Les musées allemands ont organisé un événement symbolique ce jeudi, marquant le retour de restes humains d’aborigènes d’Australie, près de 150 ans après leur pillage à l’époque coloniale. Rites funéraires solennels, drapeaux traditionnels, chants aborigènes… Cette cérémonie poignante au Musée ethnologique de Berlin reflète les efforts de l’Allemagne pour réparer les injustices de son passé colonial.
Des vestiges ancestraux pillés au XIXe siècle
Selon des informations partagées lors de la cérémonie, deux corps momifiés, deux crânes et un ensemble funéraire traditionnel avaient été prélevés sur des sites sacrés en Australie vers 1880, à l’apogée de l’ère coloniale. Ces vestiges ont ensuite été amenés en Allemagne pour être étudiés et exposés, une pratique courante à l’époque mais aujourd’hui considérée comme profondément irrespectueuse et contraire à l’éthique.
162 restes d’aborigènes restitués par l’Allemagne
D’après une source proche du dossier, les dépouilles restituées lors de la cérémonie de Berlin sont celles de trois femmes, d’un homme et d’une personne de sexe non identifié. Avec ce nouveau rapatriement, l’Allemagne a désormais restitué un total de 162 restes d’aborigènes à l’Australie, un processus long et complexe qui nécessite une coopération étroite entre les deux pays.

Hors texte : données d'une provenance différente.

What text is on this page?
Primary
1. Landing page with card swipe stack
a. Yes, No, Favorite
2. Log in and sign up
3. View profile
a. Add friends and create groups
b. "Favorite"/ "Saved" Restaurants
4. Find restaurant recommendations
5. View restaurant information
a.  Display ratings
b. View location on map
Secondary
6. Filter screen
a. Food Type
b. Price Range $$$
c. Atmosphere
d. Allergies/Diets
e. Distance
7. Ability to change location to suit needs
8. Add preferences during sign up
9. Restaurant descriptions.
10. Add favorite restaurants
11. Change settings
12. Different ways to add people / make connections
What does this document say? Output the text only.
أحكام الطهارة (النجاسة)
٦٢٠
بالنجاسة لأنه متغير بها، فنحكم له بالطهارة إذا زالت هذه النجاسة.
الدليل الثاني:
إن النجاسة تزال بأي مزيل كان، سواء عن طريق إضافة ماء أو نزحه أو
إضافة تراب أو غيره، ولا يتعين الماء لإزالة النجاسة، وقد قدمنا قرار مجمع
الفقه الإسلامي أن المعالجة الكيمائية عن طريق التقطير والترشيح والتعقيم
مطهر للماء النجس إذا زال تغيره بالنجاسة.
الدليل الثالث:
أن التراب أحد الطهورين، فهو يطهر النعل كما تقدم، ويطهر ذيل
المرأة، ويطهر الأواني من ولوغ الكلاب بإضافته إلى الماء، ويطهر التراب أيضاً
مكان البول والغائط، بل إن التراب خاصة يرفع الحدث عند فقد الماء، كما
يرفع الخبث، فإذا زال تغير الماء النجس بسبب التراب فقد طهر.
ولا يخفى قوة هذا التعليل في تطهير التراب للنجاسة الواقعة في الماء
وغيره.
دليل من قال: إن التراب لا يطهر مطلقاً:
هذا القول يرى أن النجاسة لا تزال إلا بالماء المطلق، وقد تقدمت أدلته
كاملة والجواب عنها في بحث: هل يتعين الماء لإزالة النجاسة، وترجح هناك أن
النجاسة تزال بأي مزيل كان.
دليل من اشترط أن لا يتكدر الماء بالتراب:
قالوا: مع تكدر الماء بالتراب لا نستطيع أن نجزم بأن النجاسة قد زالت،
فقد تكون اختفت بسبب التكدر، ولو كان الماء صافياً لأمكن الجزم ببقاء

L’ambassadrice australienne salue un geste « profondément important »
Lors de la cérémonie, l’ambassadrice australienne à Berlin, Natasha Smith, a souligné l’importance cruciale de ces rapatriements pour les communautés aborigènes et insulaires du détroit de Torres en Australie, ainsi que pour le gouvernement du pays. « De tels rapatriements revêtent la plus haute priorité », a-t-elle déclaré, qualifiant les rites funéraires organisés à Berlin de geste « profondément important ».
« Ces vestiges ancestraux n’auraient jamais dû se trouver ici. »
– Hermann Parzinger, président de la Fondation du patrimoine culturel prussien
L’Allemagne confronte son passé colonial
Si l’empire colonial allemand était moins étendu que ceux de la France ou du Royaume-Uni, il a néanmoins laissé des traces douloureuses dans plusieurs pays africains comme le Burundi, le Rwanda, la Tanzanie, la Namibie et le Cameroun. Dissous après la Première Guerre mondiale, cet héritage colonial a longtemps été occulté par l’Allemagne, qui s’est davantage concentrée sur son travail de mémoire lié à la période nazie.
Mais depuis une vingtaine d’années, le pays a progressivement entamé une réflexion sur son passé colonial, restituant notamment à la Namibie des ossements de membres des tribus Herero et Nama, victimes d’un génocide, ainsi que des « bronzes du Bénin » au Nigeria. Des recherches ont également été menées sur 1100 crânes provenant de l’ancienne Afrique orientale allemande, en vue de leur restitution.
« Ces dernières années, notre approche sur certaines questions a sensiblement évolué. »
– Hermann Parzinger, soulignant l’évolution de la position allemande sur son passé colonial
Un long chemin vers la réparation
Si la restitution de ces restes d’aborigènes par l’Allemagne constitue un geste fort et significatif, il ne s’agit que d’une étape dans le long et difficile processus de réparation des crimes coloniaux. Les musées européens regorgent encore de milliers d’objets et de restes humains acquis de manière illégitime pendant la période coloniale, et de nombreuses communautés à travers le monde attendent toujours que justice leur soit rendue.
Mais au-delà des restitutions physiques, c’est tout un travail de mémoire, de reconnaissance et de dialogue qui doit être mené pour panser les plaies du passé et construire des relations plus équilibrées et respectueuses entre les peuples. La cérémonie de Berlin, en rendant hommage à la mémoire de ces aborigènes et en reconnaissant les torts causés, constitue un pas important dans cette direction.
Alors que le débat sur la restitution des biens culturels et des restes humains issus de la colonisation prend de l’ampleur à l’échelle internationale, l’exemple de l’Allemagne montre que, même si le chemin est encore long, il est possible d’avancer vers davantage de justice et de respect mutuel. Un défi crucial pour construire un avenir commun apaisé et tourné vers la réconciliation.